The US organic market grew by 6.3% in 2018, surpassing the 50-billion-dollar mark. The organic market is largely driven by consumer demand pushing for transparency and integrity in the food supply chain. Reaching this level means it is no longer a niche market, it is considered mainstream, and companies will need to adapt to and comply with standards that the customer demands.
Still, the stalwart of the organic industry, sales of organic fruits and vegetables rose to $17.4 billion in 2018 for a 5.6 percent rate of growth, on par with the growth attained in 2017. By comparison, the overall fruits and vegetable category, including both organic and conventional products, grew by just 1.7 percent in 2018.
Fruits and vegetables now account for 36.3 percent of all organic food sales. Organic fruits and vegetable make up close to 15 percent (14.6 percent) of all the produce sold in the U.S. and have nearly doubled their market share in the last ten years.
Produce is a gateway to organic for consumers, especially Millennials and those with young families. Industry experts note that the more people learn about health and wellness, the more people buy fresh produce.

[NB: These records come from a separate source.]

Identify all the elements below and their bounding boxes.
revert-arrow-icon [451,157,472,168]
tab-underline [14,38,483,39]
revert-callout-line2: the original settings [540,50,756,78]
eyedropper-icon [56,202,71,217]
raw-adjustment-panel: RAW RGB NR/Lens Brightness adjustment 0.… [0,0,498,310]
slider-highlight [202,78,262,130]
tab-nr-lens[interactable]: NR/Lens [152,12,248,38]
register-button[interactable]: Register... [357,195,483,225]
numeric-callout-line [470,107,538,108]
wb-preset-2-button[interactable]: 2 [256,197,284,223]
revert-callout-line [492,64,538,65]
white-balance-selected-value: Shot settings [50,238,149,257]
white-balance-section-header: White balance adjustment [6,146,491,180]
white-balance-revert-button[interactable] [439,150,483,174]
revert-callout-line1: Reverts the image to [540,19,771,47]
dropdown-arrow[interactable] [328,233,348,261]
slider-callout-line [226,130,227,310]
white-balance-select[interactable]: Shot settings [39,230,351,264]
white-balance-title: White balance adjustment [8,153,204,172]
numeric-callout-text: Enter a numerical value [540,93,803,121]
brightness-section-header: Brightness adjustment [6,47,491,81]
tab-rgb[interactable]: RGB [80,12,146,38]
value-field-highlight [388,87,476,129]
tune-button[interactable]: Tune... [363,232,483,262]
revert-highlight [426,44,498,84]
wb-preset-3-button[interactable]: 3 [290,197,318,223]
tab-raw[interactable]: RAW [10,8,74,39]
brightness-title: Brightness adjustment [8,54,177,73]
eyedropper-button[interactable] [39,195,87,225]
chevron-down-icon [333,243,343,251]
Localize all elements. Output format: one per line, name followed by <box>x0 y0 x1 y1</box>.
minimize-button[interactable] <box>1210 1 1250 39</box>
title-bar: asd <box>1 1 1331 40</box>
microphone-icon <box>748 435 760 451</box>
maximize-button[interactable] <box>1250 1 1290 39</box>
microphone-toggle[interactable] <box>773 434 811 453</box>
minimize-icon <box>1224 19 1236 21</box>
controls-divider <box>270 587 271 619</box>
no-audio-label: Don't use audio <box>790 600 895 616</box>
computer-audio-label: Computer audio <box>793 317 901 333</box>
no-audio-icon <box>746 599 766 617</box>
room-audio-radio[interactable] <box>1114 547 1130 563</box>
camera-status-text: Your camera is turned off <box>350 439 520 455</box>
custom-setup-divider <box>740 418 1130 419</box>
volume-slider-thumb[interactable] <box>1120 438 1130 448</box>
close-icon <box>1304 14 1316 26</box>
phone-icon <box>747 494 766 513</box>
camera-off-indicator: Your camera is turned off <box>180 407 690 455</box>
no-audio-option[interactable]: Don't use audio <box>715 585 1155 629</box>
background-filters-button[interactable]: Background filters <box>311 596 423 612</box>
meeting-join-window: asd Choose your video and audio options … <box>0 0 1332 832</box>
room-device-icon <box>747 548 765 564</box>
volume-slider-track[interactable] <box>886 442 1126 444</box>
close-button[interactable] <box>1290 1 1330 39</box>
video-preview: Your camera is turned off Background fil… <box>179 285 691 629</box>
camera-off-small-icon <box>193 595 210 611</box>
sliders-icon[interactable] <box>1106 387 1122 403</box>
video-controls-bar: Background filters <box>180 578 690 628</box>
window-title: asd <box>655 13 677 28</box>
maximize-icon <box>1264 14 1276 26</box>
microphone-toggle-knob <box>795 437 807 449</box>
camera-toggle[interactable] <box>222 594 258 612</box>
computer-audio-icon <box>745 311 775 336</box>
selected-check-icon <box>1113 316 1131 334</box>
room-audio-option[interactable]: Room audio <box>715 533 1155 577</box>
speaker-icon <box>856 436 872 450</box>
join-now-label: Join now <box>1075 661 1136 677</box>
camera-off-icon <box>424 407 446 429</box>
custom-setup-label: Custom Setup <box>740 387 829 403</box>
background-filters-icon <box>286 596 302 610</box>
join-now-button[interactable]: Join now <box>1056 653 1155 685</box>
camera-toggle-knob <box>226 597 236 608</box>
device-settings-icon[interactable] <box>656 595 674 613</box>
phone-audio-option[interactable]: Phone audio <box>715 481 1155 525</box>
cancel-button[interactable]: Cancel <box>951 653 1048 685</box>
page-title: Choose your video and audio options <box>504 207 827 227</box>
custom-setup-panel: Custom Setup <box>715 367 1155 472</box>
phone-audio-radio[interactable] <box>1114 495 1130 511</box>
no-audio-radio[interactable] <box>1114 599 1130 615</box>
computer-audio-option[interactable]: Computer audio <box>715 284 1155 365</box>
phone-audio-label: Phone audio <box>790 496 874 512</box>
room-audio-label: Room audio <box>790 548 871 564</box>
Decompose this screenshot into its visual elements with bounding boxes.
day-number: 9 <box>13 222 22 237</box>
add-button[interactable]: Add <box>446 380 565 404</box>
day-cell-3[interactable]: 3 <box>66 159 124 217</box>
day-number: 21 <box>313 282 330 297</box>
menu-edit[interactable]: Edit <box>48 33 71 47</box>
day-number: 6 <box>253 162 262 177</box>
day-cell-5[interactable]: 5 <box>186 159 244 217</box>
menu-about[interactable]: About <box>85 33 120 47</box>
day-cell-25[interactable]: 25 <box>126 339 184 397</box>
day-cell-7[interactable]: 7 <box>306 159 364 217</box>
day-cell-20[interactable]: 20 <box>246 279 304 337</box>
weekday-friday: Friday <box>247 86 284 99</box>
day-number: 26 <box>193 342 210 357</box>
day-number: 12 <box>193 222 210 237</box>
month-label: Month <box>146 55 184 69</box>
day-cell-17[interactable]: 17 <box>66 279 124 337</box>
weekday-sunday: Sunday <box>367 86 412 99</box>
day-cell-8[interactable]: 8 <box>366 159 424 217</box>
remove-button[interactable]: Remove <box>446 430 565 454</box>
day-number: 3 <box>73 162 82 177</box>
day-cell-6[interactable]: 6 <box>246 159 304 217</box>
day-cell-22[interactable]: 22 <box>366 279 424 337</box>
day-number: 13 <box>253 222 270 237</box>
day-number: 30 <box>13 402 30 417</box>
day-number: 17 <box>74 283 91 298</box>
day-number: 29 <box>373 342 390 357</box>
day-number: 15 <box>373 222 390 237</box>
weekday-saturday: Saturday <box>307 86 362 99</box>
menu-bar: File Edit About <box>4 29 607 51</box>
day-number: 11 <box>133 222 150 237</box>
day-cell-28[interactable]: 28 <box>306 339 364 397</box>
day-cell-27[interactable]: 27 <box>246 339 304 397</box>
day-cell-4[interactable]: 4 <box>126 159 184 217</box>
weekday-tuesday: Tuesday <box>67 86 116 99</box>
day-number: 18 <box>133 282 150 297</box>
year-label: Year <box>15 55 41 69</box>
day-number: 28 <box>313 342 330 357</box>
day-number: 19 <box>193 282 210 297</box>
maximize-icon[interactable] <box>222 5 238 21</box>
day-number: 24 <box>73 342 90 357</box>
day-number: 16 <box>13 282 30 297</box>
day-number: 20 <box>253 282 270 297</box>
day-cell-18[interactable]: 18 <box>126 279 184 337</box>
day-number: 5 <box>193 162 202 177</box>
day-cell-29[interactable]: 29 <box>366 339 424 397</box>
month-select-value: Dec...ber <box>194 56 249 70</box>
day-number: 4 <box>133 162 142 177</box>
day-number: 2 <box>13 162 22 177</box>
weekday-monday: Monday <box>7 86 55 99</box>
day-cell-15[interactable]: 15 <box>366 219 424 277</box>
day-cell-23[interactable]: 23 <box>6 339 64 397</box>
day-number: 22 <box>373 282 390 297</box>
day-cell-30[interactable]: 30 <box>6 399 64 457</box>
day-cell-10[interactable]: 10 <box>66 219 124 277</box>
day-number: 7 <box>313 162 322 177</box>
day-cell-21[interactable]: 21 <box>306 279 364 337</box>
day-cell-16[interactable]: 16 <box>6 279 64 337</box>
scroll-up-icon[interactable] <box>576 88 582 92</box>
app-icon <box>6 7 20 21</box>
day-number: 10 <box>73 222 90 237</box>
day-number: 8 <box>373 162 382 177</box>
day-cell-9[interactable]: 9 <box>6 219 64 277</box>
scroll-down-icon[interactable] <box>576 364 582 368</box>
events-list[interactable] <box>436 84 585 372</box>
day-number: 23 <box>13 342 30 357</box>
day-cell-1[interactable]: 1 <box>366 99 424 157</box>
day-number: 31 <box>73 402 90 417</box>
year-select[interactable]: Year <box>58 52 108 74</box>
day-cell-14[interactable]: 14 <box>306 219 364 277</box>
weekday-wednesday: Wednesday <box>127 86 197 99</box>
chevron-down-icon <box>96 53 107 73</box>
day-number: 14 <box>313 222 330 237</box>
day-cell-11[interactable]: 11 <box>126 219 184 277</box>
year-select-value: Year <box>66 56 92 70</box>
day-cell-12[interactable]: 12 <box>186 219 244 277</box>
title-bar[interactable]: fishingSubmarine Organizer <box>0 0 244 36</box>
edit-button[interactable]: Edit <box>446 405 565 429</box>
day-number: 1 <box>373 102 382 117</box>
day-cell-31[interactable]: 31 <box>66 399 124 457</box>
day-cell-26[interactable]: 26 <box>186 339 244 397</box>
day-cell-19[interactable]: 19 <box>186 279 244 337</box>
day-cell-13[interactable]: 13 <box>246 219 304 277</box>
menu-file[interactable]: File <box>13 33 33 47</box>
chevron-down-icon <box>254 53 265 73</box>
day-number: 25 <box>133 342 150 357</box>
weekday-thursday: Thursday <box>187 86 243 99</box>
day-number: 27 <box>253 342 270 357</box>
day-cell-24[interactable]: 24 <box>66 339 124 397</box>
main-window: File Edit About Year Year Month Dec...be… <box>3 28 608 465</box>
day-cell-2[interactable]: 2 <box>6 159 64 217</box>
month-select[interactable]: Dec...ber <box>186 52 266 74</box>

Production is following the demand
With the growing customer demand and the more products to support organic farmers, there is now 4 million acres of organic farmland in the USA, that is up 6% over 2014. While it may not be shocking that hotbeds of consumer demand for organic food such as California and New York are among the leading states in the total acreage of organic farmland—with 688,000 acres, California is No. 1—Montana, Wisconsin, and North Dakota rounding out the top five is something of a surprise. Montana’s 30 percent increase of 100,000 acres of organic acreage since 2014 bumps it into the No. 2 spot, while North Dakota’s increase of more than 40,000 acres pushes it past Oregon, which now ranks sixth. Colorado and Texas round out the top eight.